When the European gambling giant bought the Edinburgh-based fantasy sports site earlier this year, it was valued at over $465 million. However, Eccles – who stepped down as CEO six months before the deal – was left out in the dark due to a ‘waterfall’ financial arrangement whereby some of the firm’s earliest investors were paid out.
Current FanDuel executives such as Matt King, who replaced Eccles as Chief Executive, could be set to make millions out of the merger.
FanDuelling in Court
Kurt Wagner at Recode posted a petition submitted to Scotland’s Court of Session, which reads: “The decision of the board (whose interests are aligned with preference shareholders), not to seek and act upon a new market valuation in the face of a material event, which is likely to have significantly increased the market valuation of FanDuel, is a breach of its fiduciary duties.”
Eccles argues that the $465 million valuation was not large enough to ensure that those who owned non-preferred shares made any money from the deal.
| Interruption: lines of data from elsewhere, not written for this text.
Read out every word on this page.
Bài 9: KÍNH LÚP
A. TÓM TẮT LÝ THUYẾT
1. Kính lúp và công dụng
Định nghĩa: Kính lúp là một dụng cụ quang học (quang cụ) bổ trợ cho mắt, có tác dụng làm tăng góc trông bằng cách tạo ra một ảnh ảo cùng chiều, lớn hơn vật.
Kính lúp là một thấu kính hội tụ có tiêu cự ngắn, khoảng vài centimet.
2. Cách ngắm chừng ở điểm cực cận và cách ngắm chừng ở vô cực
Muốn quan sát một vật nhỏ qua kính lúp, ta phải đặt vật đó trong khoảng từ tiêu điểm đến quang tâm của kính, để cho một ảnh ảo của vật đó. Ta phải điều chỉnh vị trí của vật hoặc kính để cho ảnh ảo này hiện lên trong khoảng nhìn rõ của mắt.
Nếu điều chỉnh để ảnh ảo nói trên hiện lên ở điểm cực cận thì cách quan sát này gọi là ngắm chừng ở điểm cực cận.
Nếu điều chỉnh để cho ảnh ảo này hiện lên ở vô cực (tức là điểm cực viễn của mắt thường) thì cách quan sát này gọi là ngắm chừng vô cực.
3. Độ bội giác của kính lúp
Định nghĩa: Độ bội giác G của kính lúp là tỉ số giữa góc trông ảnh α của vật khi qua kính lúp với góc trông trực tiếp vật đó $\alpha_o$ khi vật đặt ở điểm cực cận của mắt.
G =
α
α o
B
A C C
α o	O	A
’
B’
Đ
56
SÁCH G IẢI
This, he says, is unfair. Eccles also made the staggering claim that the company was purposefully undervalued to cut both himself and other employees out of money.
He believes the founding team’s shares are worth in excess of $120 million. The former CEO has since gone on to launch Flick, an eSports venture it is hoped could grow to rival Twitch.
A Fanduel spokesperson responded to Eccles claims, telling Recode that the petition “is simply not rooted in facts or reality.”
According to FanDuel, the deal was “consummated consistent with the corporate governance rules and cap table established under the former founder’s leadership. The facts are that this was a sound business transaction that achieved the highest valuation possible for shareholders and was the right strategic move for the company’s future.”
This petition is one of a number of revelations in an ongoing saga that has lasted for years. The company was embroiled in a legal battle in the US after it spent significant sums of money on advertising to compete with a rival product, DraftKings. US regulators suggested this was illegal, as FanDuel should have been considered as sports gambling under US law – this resulted in a lengthy and costly legal battle.
FanDuel and DraftKings agreed upon a merger deal in late 2016, however, once again the firm courted controversy. The deal was blocked by the Federal Trade Commission, which led to the companies abandoning the proposed merger.